Currency Adjustment Factor (CAF)

What Is the Currency Adjustment Factor (CAF)?

The currency adjustment factor (CAF) is an additional cost on trades between the United States and Pacific Rim countries. The levy is imposed by shippers in that region to cover currency fluctuations while goods are in transit and to account for a declining value of the U.S. dollar over time.

Key Takeaways

  • The currency adjustment factor (CAF) is a surcharge levied in addition to freight and customs charges on imports from certain Asian countries.
  • The CAF is intended to compensate for currency fluctuations between those nations' currencies and the U.S. dollar that may affect shipping rates.
  • The CAF was added by foreign shippers to adjust for a declining value of the U.S. dollar over time.

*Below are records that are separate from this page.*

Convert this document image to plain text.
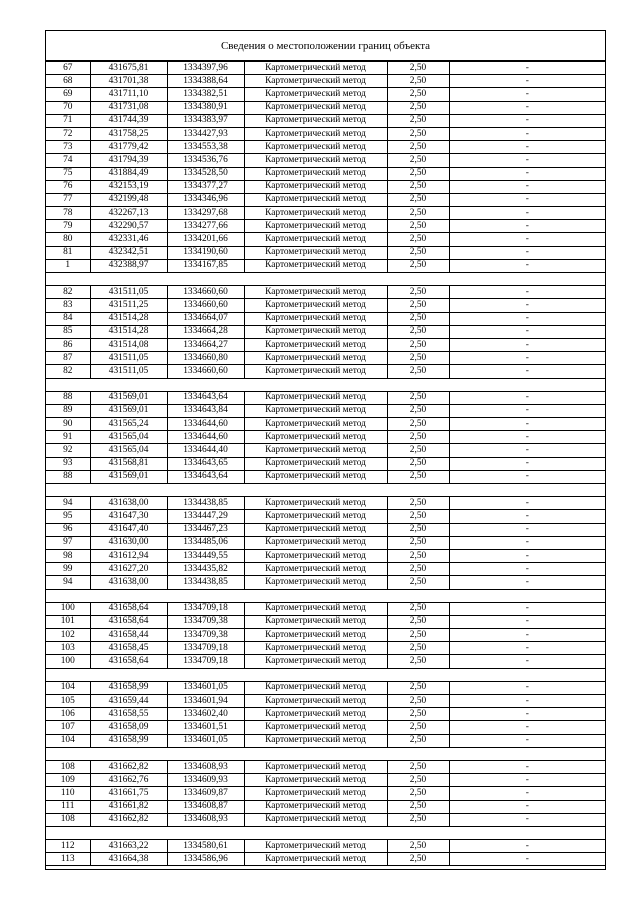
Сведения о местоположении границ объекта
67	431675,81	1334397,96	Картометрический метод	2,50	-
68	431701,38	1334388,64	Картометрический метод	2,50	-
69	431711,10	1334382,51	Картометрический метод	2,50	-
70	431731,08	1334380,91	Картометрический метод	2,50	-
71	431744,39	1334383,97	Картометрический метод	2,50	-
72	431758,25	1334427,93	Картометрический метод	2,50	-
73	431779,42	1334553,38	Картометрический метод	2,50	-
74	431794,39	1334536,76	Картометрический метод	2,50	-
75	431884,49	1334528,50	Картометрический метод	2,50	-
76	432153,19	1334377,27	Картометрический метод	2,50	-
77	432199,48	1334346,96	Картометрический метод	2,50	-
78	432267,13	1334297,68	Картометрический метод	2,50	-
79	432290,57	1334277,66	Картометрический метод	2,50	-
80	432331,46	1334201,66	Картометрический метод	2,50	-
81	432342,51	1334190,60	Картометрический метод	2,50	-
1	432388,97	1334167,85	Картометрический метод	2,50	-

82	431511,05	1334660,60	Картометрический метод	2,50	-
83	431511,25	1334660,60	Картометрический метод	2,50	-
84	431514,28	1334664,07	Картометрический метод	2,50	-
85	431514,28	1334664,28	Картометрический метод	2,50	-
86	431514,08	1334664,27	Картометрический метод	2,50	-
87	431511,05	1334660,80	Картометрический метод	2,50	-
82	431511,05	1334660,60	Картометрический метод	2,50	-

88	431569,01	1334643,64	Картометрический метод	2,50	-
89	431569,01	1334643,84	Картометрический метод	2,50	-
90	431565,24	1334644,60	Картометрический метод	2,50	-
91	431565,04	1334644,60	Картометрический метод	2,50	-
92	431565,04	1334644,40	Картометрический метод	2,50	-
93	431568,81	1334643,65	Картометрический метод	2,50	-
88	431569,01	1334643,64	Картометрический метод	2,50	-

94	431638,00	1334438,85	Картометрический метод	2,50	-
95	431647,30	1334447,29	Картометрический метод	2,50	-
96	431647,40	1334467,23	Картометрический метод	2,50	-
97	431630,00	1334485,06	Картометрический метод	2,50	-
98	431612,94	1334449,55	Картометрический метод	2,50	-
99	431627,20	1334435,82	Картометрический метод	2,50	-
94	431638,00	1334438,85	Картометрический метод	2,50	-

100	431658,64	1334709,18	Картометрический метод	2,50	-
101	431658,64	1334709,38	Картометрический метод	2,50	-
102	431658,44	1334709,38	Картометрический метод	2,50	-
103	431658,45	1334709,18	Картометрический метод	2,50	-
100	431658,64	1334709,18	Картометрический метод	2,50	-

104	431658,99	1334601,05	Картометрический метод	2,50	-
105	431659,44	1334601,94	Картометрический метод	2,50	-
106	431658,55	1334602,40	Картометрический метод	2,50	-
107	431658,09	1334601,51	Картометрический метод	2,50	-
104	431658,99	1334601,05	Картометрический метод	2,50	-

108	431662,82	1334608,93	Картометрический метод	2,50	-
109	431662,76	1334609,93	Картометрический метод	2,50	-
110	431661,75	1334609,87	Картометрический метод	2,50	-
111	431661,82	1334608,87	Картометрический метод	2,50	-
108	431662,82	1334608,93	Картометрический метод	2,50	-

112	431663,22	1334580,61	Картометрический метод	2,50	-
113	431664,38	1334586,96	Картометрический метод	2,50	-
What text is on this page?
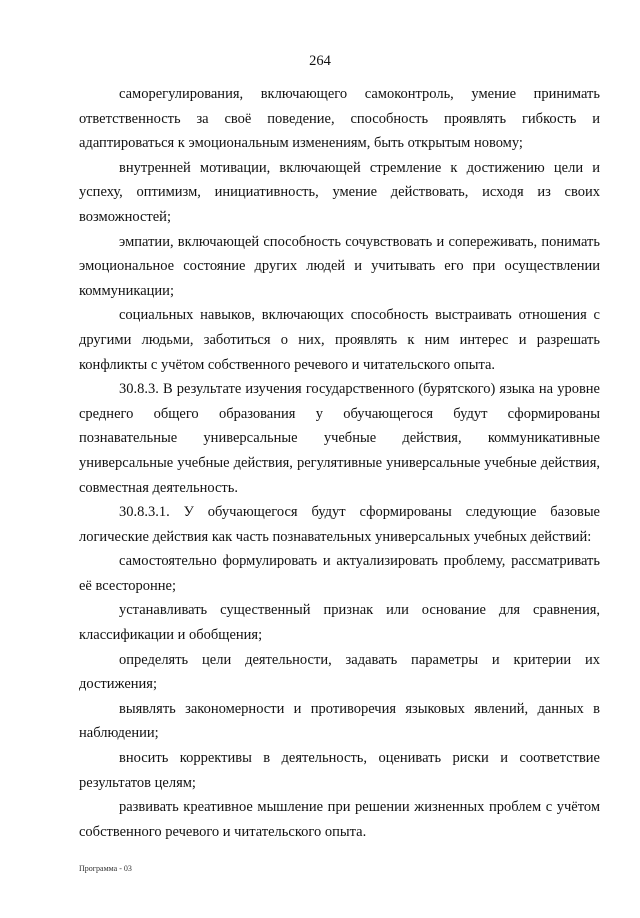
264

саморегулирования, включающего самоконтроль, умение принимать ответственность за своё поведение, способность проявлять гибкость и адаптироваться к эмоциональным изменениям, быть открытым новому;

внутренней мотивации, включающей стремление к достижению цели и успеху, оптимизм, инициативность, умение действовать, исходя из своих возможностей;

эмпатии, включающей способность сочувствовать и сопереживать, понимать эмоциональное состояние других людей и учитывать его при осуществлении коммуникации;

социальных навыков, включающих способность выстраивать отношения с другими людьми, заботиться о них, проявлять к ним интерес и разрешать конфликты с учётом собственного речевого и читательского опыта.

30.8.3. В результате изучения государственного (бурятского) языка на уровне среднего общего образования у обучающегося будут сформированы познавательные универсальные учебные действия, коммуникативные универсальные учебные действия, регулятивные универсальные учебные действия, совместная деятельность.

30.8.3.1. У обучающегося будут сформированы следующие базовые логические действия как часть познавательных универсальных учебных действий:

самостоятельно формулировать и актуализировать проблему, рассматривать её всесторонне;

устанавливать существенный признак или основание для сравнения, классификации и обобщения;

определять цели деятельности, задавать параметры и критерии их достижения;

выявлять закономерности и противоречия языковых явлений, данных в наблюдении;

вносить коррективы в деятельность, оценивать риски и соответствие результатов целям;

развивать креативное мышление при решении жизненных проблем с учётом собственного речевого и читательского опыта.

Программа - 03
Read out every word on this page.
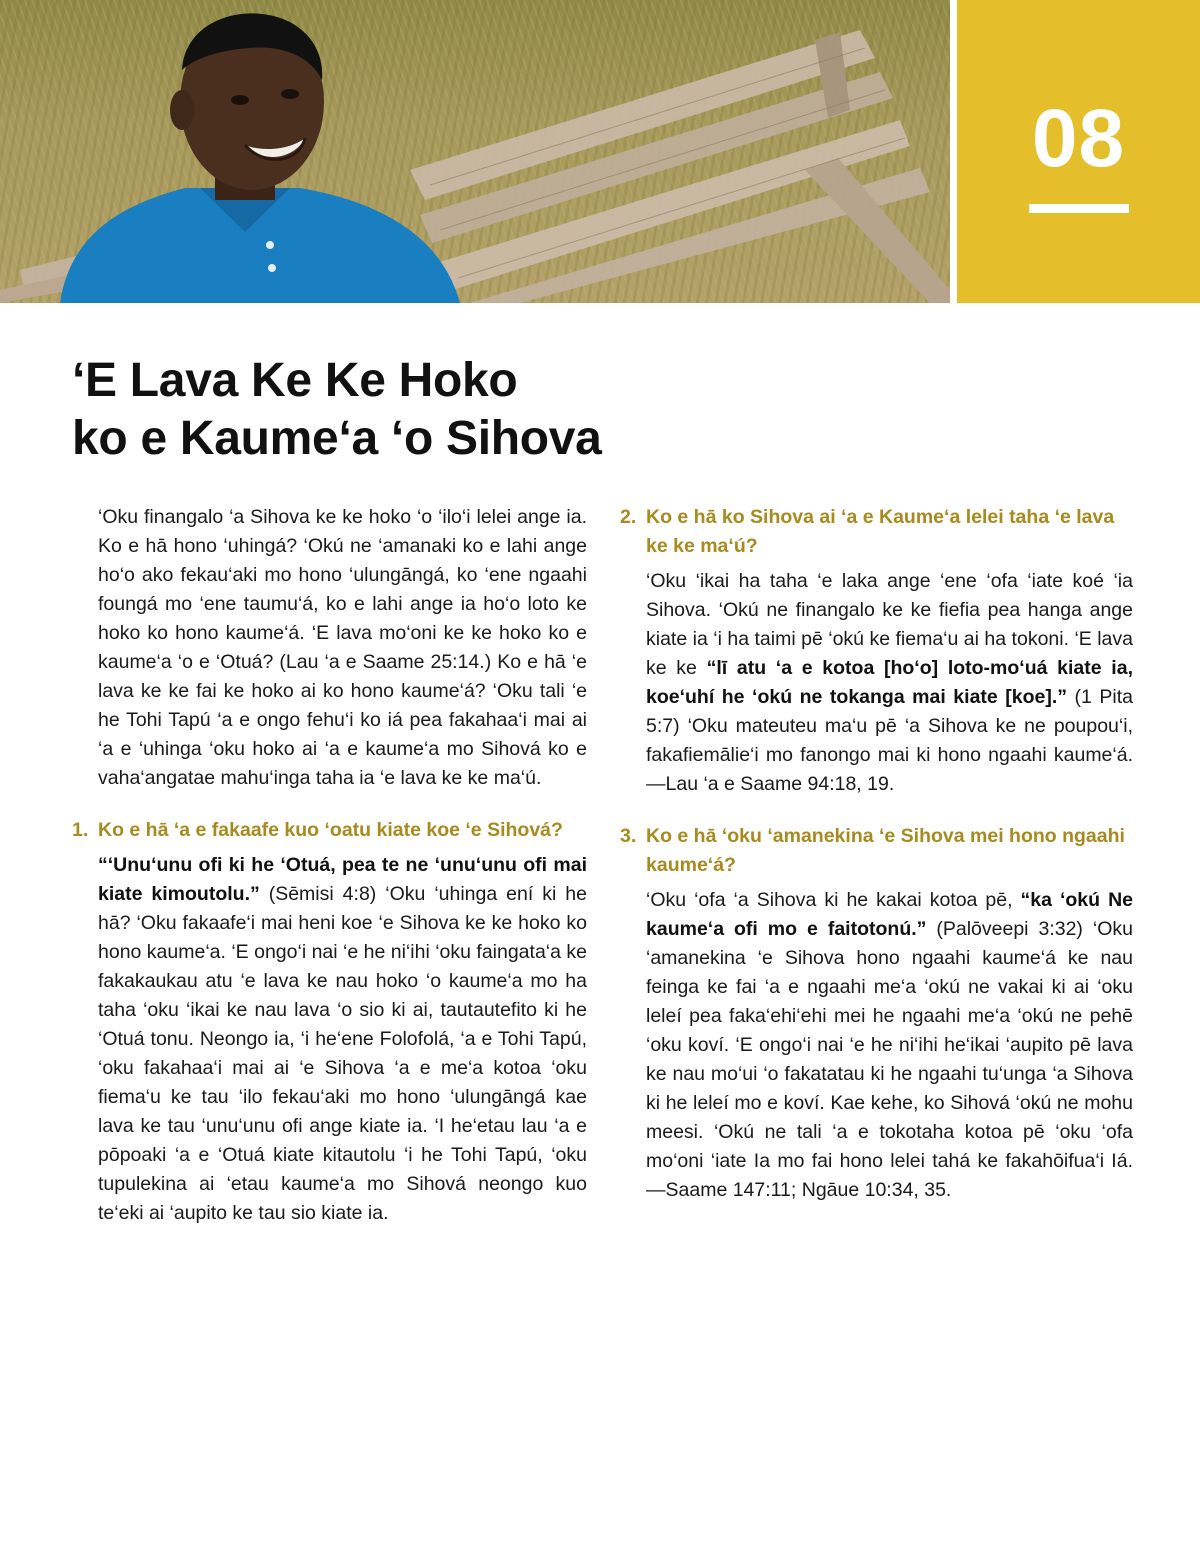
08
‘E Lava Ke Ke Hoko
ko e Kaume‘a ‘o Sihova

‘Oku finangalo ‘a Sihova ke ke hoko ‘o ‘ilo‘i lelei ange ia. Ko e hā hono ‘uhingá? ‘Okú ne ‘amanaki ko e lahi ange ho‘o ako fekau‘aki mo hono ‘ulungāngá, ko ‘ene ngaahi foungá mo ‘ene taumu‘á, ko e lahi ange ia ho‘o loto ke hoko ko hono kaume‘á. ‘E lava mo‘oni ke ke hoko ko e kaume‘a ‘o e ‘Otuá? (Lau ‘a e Saame 25:14.) Ko e hā ‘e lava ke ke fai ke hoko ai ko hono kaume‘á? ‘Oku tali ‘e he Tohi Tapú ‘a e ongo fehu‘i ko iá pea fakahaa‘i mai ai ‘a e ‘uhinga ‘oku hoko ai ‘a e kaume‘a mo Sihová ko e vaha‘angatae mahu‘inga taha ia ‘e lava ke ke ma‘ú.

1. Ko e hā ‘a e fakaafe kuo ‘oatu kiate koe ‘e Sihová?

“‘Unu‘unu ofi ki he ‘Otuá, pea te ne ‘unu‘unu ofi mai kiate kimoutolu.” (Sēmisi 4:8) ‘Oku ‘uhinga ení ki he hā? ‘Oku fakaafe‘i mai heni koe ‘e Sihova ke ke hoko ko hono kaume‘a. ‘E ongo‘i nai ‘e he ni‘ihi ‘oku faingata‘a ke fakakaukau atu ‘e lava ke nau hoko ‘o kaume‘a mo ha taha ‘oku ‘ikai ke nau lava ‘o sio ki ai, tautautefito ki he ‘Otuá tonu. Neongo ia, ‘i he‘ene Folofolá, ‘a e Tohi Tapú, ‘oku fakahaa‘i mai ai ‘e Sihova ‘a e me‘a kotoa ‘oku fiema‘u ke tau ‘ilo fekau‘aki mo hono ‘ulungāngá kae lava ke tau ‘unu‘unu ofi ange kiate ia. ‘I he‘etau lau ‘a e pōpoaki ‘a e ‘Otuá kiate kitautolu ‘i he Tohi Tapú, ‘oku tupulekina ai ‘etau kaume‘a mo Sihová neongo kuo te‘eki ai ‘aupito ke tau sio kiate ia.

2. Ko e hā ko Sihova ai ‘a e Kaume‘a lelei taha ‘e lava ke ke ma‘ú?

‘Oku ‘ikai ha taha ‘e laka ange ‘ene ‘ofa ‘iate koé ‘ia Sihova. ‘Okú ne finangalo ke ke fiefia pea hanga ange kiate ia ‘i ha taimi pē ‘okú ke fiema‘u ai ha tokoni. ‘E lava ke ke “lī atu ‘a e kotoa [ho‘o] loto-mo‘uá kiate ia, koe‘uhí he ‘okú ne tokanga mai kiate [koe].” (1 Pita 5:7) ‘Oku mateuteu ma‘u pē ‘a Sihova ke ne poupou‘i, fakafiemālie‘i mo fanongo mai ki hono ngaahi kaume‘á.—Lau ‘a e Saame 94:18, 19.

3. Ko e hā ‘oku ‘amanekina ‘e Sihova mei hono ngaahi kaume‘á?

‘Oku ‘ofa ‘a Sihova ki he kakai kotoa pē, “ka ‘okú Ne kaume‘a ofi mo e faitotonú.” (Palōveepi 3:32) ‘Oku ‘amanekina ‘e Sihova hono ngaahi kaume‘á ke nau feinga ke fai ‘a e ngaahi me‘a ‘okú ne vakai ki ai ‘oku leleí pea faka‘ehi‘ehi mei he ngaahi me‘a ‘okú ne pehē ‘oku koví. ‘E ongo‘i nai ‘e he ni‘ihi he‘ikai ‘aupito pē lava ke nau mo‘ui ‘o fakatatau ki he ngaahi tu‘unga ‘a Sihova ki he leleí mo e koví. Kae kehe, ko Sihová ‘okú ne mohu meesi. ‘Okú ne tali ‘a e tokotaha kotoa pē ‘oku ‘ofa mo‘oni ‘iate Ia mo fai hono lelei tahá ke fakahōifua‘i Iá.—Saame 147:11; Ngāue 10:34, 35.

Understanding Currency Adjustment Factors

The currency adjustment factor is applied in addition to the freight costs incurred during trades between these countries. It was enacted in response to the additional costs that shipping companies were incurring when they were dealing with exchange rates between the different currencies. The CAF is a percentage that is applied to fees, in addition to the base exchange rate. It is calculated based on the average of the exchange rate over the prior three months.

The currency adjustment factor increases in direct response to the United States dollar dropping in value.

Due to this charge, many carriers seek to enter into all-inclusive contracts that will include all possible charges that can be incurred to offset the impact of the exchange rate on profits. These issues most commonly occur on sea freight traveling between the U.S. and the Pacific Rim countries, but they can also be seen in other forms of shipments and with other countries outside of the U.S. and the Pacific Rim.

Example of a CAF 

Consider an example of the currency adjustment factor being applied on a shipment between U.S.-based Onyx Technologies and Japan-based Nikita Corporation. Nikita has shipped Onyx a large shipment of silicon chips for Onyx to install into their digital cameras. Nikita is sending this delivery by steamer ship, and the name of the carrier service that runs these ships is Dermont Shipping.

Dermont Shipping specializes in these types of deliveries, and they are aware that the exchange rate between the U.S. dollar and the Japanese yen can be quite volatile. Not wanting to get caught in the middle of a devaluation of either currency, Dermont asks for the shipping contract to be all-inclusive, which means that there will be an adjustment built in to cover any drop in value. It works out in Dermont’s favor because, at the time of delivery, the adjusted fee would have included a 51% increase on top of what they were already paying, which means that half of their profits would have gone towards paying for the loss in currency value.

If Dermont had not requested an all-inclusive contract, either because they were not accustomed to shipping between these countries or because they wished to levy their own CAF against both parties, they would have needed to calculate their estimated fees in advance and written them into the contract. Otherwise, they would have had to pay those fees out of pocket.